En 15 ans pas moins de sept groupes rachèteront quelques-uns des plus beaux joyaux de l’industrie de la sécurité du Vimeu.

Le XXIe siècle

Malgré les concentrations d’entreprises et les produits « low-cost », la région résiste tant bien que mal aux crises économiques. Elle possède de solides atouts : un tissu local de sous-traitance diversifié et une main d’œuvre avec des savoir-faire irremplaçables.

Les produits « made in Vimeu » sont vendus sur les 5 continents et certaines entreprises sont leaders européens dans leur spécialité. (serrures électroniques de haute sécurité, robinetterie temporisée et de luxe, boites aux lettres...).

Sont encore implantées dans le Vimeu les sociétés Fichet-Bauche et Bricard.

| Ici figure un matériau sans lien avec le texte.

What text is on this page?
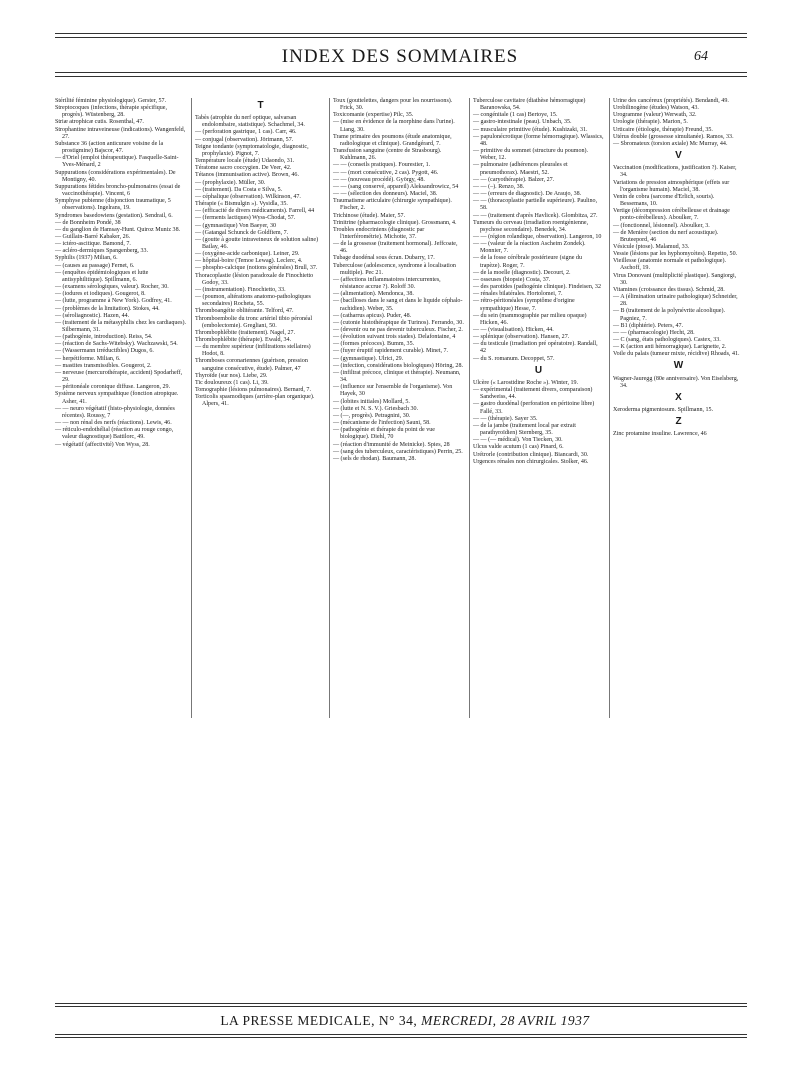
INDEX DES SOMMAIRES	64

Stérilité féminine physiologique). Gerster, 57.

Streptocoques (infections, thérapie spécifique, progrès). Wüstenberg, 28.

Striæ atrophicæ cutis. Rosenthal, 47.

Strophantine intraveineuse (indications). Wangenfeld, 27.

Substance 36 (action anticurare voisine de la prostigmine) Bajscor, 47.

— d'Oriel (emploi thérapeutique). Fasquelle-Saint-Yves-Ménard, 2

Suppurations (considérations expérimentales). De Montigny, 40.

Suppurations fétides broncho-pulmonaires (essai de vaccinothérapie). Vincent, 6

Symphyse pubienne (disjonction traumatique, 5 observations). Ingelrans, 19.

Syndromes basedowiens (gestation). Sendrail, 6.

— de Bonnheim Pondé, 38

— du ganglion de Hamsay-Hunt. Quiroz Muniz 38.

— Guillain-Barré Kabaker, 26.

— ictéro-ascitique. Bamond, 7.

— acléro-dermiques Spangenberg, 33.

Syphilis (1937) Milian, 6.

— (causes au passage) Fernet, 6.

— (enquêtes épidémiologiques et lutte antisyphilitique). Spillmann, 6.

— (examens sérologiques, valeur). Rocher, 30.

— (iodures et iodiques). Gougerot, 8.

— (lutte, programme à New York). Godfrey, 41.

— (problèmes de la limitation). Stokes, 44.

— (séroliagnostic). Hazen, 44.

— (traitement de la métasyphilis chez les cardiaques). Silbermann, 31.

— (pathogénie, introduction). Reiss, 54.

— (réaction de Sachs-Witebsky). Wachzawski, 54.

— (Wassermann irréductibles) Dugos, 6.

— herpétiforme. Milian, 6.

— mastites transmissibles. Gougerot, 2.

— nerveuse (mercurothérapie, accident) Spodarheff, 29.

— péritonéale coronique diffuse. Langeron, 29.

Système nerveux sympathique (fonction atropique. Asher, 41.

— — neuro végétatif (histo-physiologie, données récentes). Roussy, 7

— — non rénal des nerfs (réactions). Lewis, 46.

— réticulo-endothélial (réaction au rouge congo, valeur diagnostique) Battilorc, 49.

— végétatif (affectivité) Von Wyss, 28.

T

Tabès (atrophie du nerf optique, salvarsan endolombaire, statistique). Schachmel, 34.

— (perforation gastrique, 1 cas). Carr, 46.

— conjugal (observation). Jörimann, 57.

Teigne tondante (symptomatologie, diagnostic, prophylaxie). Pignot, 7.

Température locale (étude) Udaondo, 31.

Tératome sacro coccygien. De Veer, 42.

Tétanos (immunisation active). Brown, 46.

— (prophylaxie). Müller, 30.

— (traitement). Da Costa e Silva, 5.

— céphalique (observation). Wilkinson, 47.

Thérapie (« Bismulgin »). Vysidla, 35.

— (efficacité de divers médicaments). Farrell, 44

— (ferments lactiques) Wyss-Chodat, 57.

— (gymnastique) Von Baeyer, 30

— (Gatangal Schunck de Goldfiem, 7.

— (goutte à goutte intraveineux de solution saline) Bailay, 46.

— (oxygène-acide carbonique). Leiner, 29.

— hôpital-boire (Temoe Lewag). Leclerc, 4.

— phospho-calcique (notions générales) Brull, 37.

Thoracoplastie (lésion paradoxale de Finochietto Godoy, 33.

— (instrumentation). Finochietto, 33.

— (poumon, altérations anatomo-pathologiques secondaires) Rocheta, 55.

Thromboangéite oblitérante. Telford, 47.

Thromboembolie du tronc artériel tibio péronéal (embolectomie). Gregliani, 50.

Thrombophlébite (traitement). Nagel, 27.

Thrombophlébite (thérapie). Ewald, 34.

— du membre supérieur (infiltrations stellaires) Hodot, 8.

Thromboses coronariennes (guérison, pression sanguine consécutive, étude). Palmer, 47

Thyroïde (sur nos). Liebe, 29.

Tic douloureux (1 cas). Li, 39.

Tomographie (lésions pulmonaires). Bernard, 7.

Torticolis spasmodiques (arrière-plan organique). Alpers, 41.

Toux (gouttelettes, dangers pour les nourrissons). Frick, 30.

Toxicomanie (expertise) Pilc, 35.

— (mise en évidence de la morphine dans l'urine). Liang, 30.

Trame primaire des poumons (étude anatomique, radiologique et clinique). Grandgérard, 7.

Transfusion sanguine (centre de Strasbourg). Kuhlmann, 26.

— — (conseils pratiques). Fourestier, 1.

— — (mort consécutive, 2 cas). Pygott, 46.

— — (nouveau procédé). György, 48.

— — (sang conservé, appareil) Aleksandrowicz, 54

— — (sélection des donneurs). Maciel, 38.

Traumatisme articulaire (chirurgie sympathique). Fischer, 2.

Trichinose (étude). Maier, 57.

Trinitrine (pharmacologie clinique). Grossmann, 4.

Troubles endocriniens (diagnostic par l'interférométrie). Michotte, 37.

— de la grossesse (traitement hormonal). Jeffcoate, 46.

Tubage duodénal sous écran. Dubarry, 17.

Tuberculose (adolescence, syndrome à localisation multiple). Pec 21.

— (affections inflammatoires intercurrentes, résistance accrue ?). Roloff 30.

— (alimentation). Mendonca, 38.

— (bacilloses dans le sang et dans le liquide céphalo-rachidien). Weber, 35.

— (catharrus apicus). Puder, 48.

— (cutonie histothérapique de Turinos). Ferrando, 30.

— (devenir ou ne pas devenir tuberculeux. Fischer, 2.

— (évolution suivant trois stades). Delafontaine, 4

— (formes précoces). Bumm, 35.

— (fuyer éruptif rapidement curable). Minet, 7.

— (gymnastique). Ulrici, 29.

— (infection, considérations biologiques) Höring, 28.

— (infiltrat précoce, clinique et thérapie). Neumann, 34.

— (influence sur l'ensemble de l'organisme). Von Hayek, 30

— (lobites initiales) Mollard, 5.

— (lutte et N. S. V.). Griesbach 30.

— (—, progrès). Petragnini, 30.

— (mécanisme de l'infection) Sauni, 58.

— (pathogénie et thérapie du point de vue biologique). Diehl, 70

— (réaction d'immunité de Meinicke). Spies, 28

— (sang des tuberculeux, caractéristiques) Perrin, 25.

— (sels de rhodan). Baumann, 28.

Tuberculose cavitaire (diathèse hémorragique) Baranowska, 54.

— congénitale (1 cas) Bertoye, 15.

— gastro-intestinale (peau). Unbach, 35.

— musculaire primitive (étude). Kushizaki, 31.

— papulonécrotique (forme hémorragique). Wlassics, 48.

— primitive du sommet (structure du poumon). Weber, 12.

— pulmonaire (adhérences pleurales et pneumothorax). Maestri, 52.

— — (caryothérapie). Balzer, 27.

— — (–). Renzo, 38.

— — (erreurs de diagnostic). De Araujo, 38.

— — (thoracoplastie partielle supérieure). Paulino, 58.

— — (traitement d'après Havlicek). Glombitza, 27.

Tumeurs du cerveau (irradiation roentgénienne, psychose secondaire). Benedek, 34.

— — (région rolandique, observation). Langeron, 10

— — (valeur de la réaction Ascheim Zondek). Monnier, 7.

— de la fosse cérébrale postérieure (signe du trapèze). Roger, 7.

— de la moelle (diagnostic). Decourt, 2.

— osseuses (biopsie) Costa, 37.

— des parotides (pathogénie clinique). Findeisen, 32

— rénales bilatérales. Hortolomei, 7.

— rétro-péritonéales (symptôme d'origine sympathique) Hesse, 7.

— du sein (mammographie par milieu opaque) Hicken, 46.

— — (visualisation). Hicken, 44.

— splénique (observation). Hansen, 27.

— du testicule (irradiation pré opératoire). Randall, 42

— du S. romanum. Decoppet, 57.

U

Ulcère (« Larostidine Roche »). Winter, 19.

— expérimental (traitement divers, comparaison) Sandweiss, 44.

— gastro duodénal (perforation en péritoine libre) Fallé, 33.

— — (thérapie). Sayer 35.

— de la jambe (traitement local par extrait parathyroïdien) Sternberg, 35.

— — (— médical). Von Tiecken, 30.

Ulcus valde acutum (1 cas) Pinard, 6.

Urétrorle (contribution clinique). Biancardi, 30.

Urgences rénales non chirurgicales. Stolker, 46.

Urine des cancéreux (propriétés). Bendandi, 49.

Urobilinogène (études) Watson, 43.

Urogramme (valeur) Werwath, 32.

Urologie (thérapie). Marion, 5.

Urticaire (étiologie, thérapie) Freund, 35.

Utérus double (grossesse simultanée). Ramos, 33.

— Sbromateux (torsion axiale) Mc Murray, 44.

V

Vaccination (modifications, justification ?). Kaiser, 34.

Variations de pression atmosphérique (effets sur l'organisme humain). Maciel, 38.

Venin de cobra (sarcome d'Erlich, souris). Bessemans, 10.

Vertige (décompression cérébelleuse et drainage ponto-cérébelleux). Aboulker, 7.

— (fonctionnel, lésionnel). Aboulker, 3.

— de Menière (section du nerf acoustique). Bruteepord, 46

Vésicule (ptose). Malamud, 33.

Vessie (lésions par les hyphomycètes). Repetto, 50.

Vieillesse (anatomie normale et pathologique). Aschoff, 19.

Virus Donovani (multiplicité plastique). Sangiorgi, 30.

Vitamines (croissance des tissus). Schmid, 28.

— A (élimination urinaire pathologique) Schneider, 28.

— B (traitement de la polynévrite alcoolique). Pagniez, 7.

— B1 (diphtérie). Peters, 47.

— — (pharmacologie) Hecht, 28.

— C (sang, états pathologiques). Castex, 33.

— K (action anti hémorragique). Larignette, 2.

Voile du palais (tumeur mixte, récidive) Rhoads, 41.

W

Wagner-Jauregg (80e anniversaire). Von Eiselsberg, 34.

X

Xeroderma pigmentosum. Spillmann, 15.

Z

Zinc protamine insuline. Lawrence, 46

LA PRESSE MEDICALE, N° 34, MERCREDI, 28 AVRIL 1937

S’y ajoute la robinetterie (deuxième rang en France, dont la firme Porcher), le travail des métaux non ferreux, la fonderie, le nickelage et chromage de pièces métalliques, le décolletage (deuxième rang en France), la fabrication de petit outillage, d’articles de quincaillerie, d’équipements pour cycles (Sachs). 

Ces produits, tout le monde les utilise, chez soi, sur les lieux de travail ou dans les services publics.

Un exemple, Feuquières en Vimeu


Le Vimeu est un exemple d’industrie diffuse en milieu rural. Les entreprises n’emploient que quelques dizaines de salariés, mais au total on recense plusieurs milliers d’emplois. L’atelier visible sur la photo fabrique des boîtes à lettres ; il appartient à une usine employant 300 salariés où l’on produit aussi des coffres-forts et des portes blindées.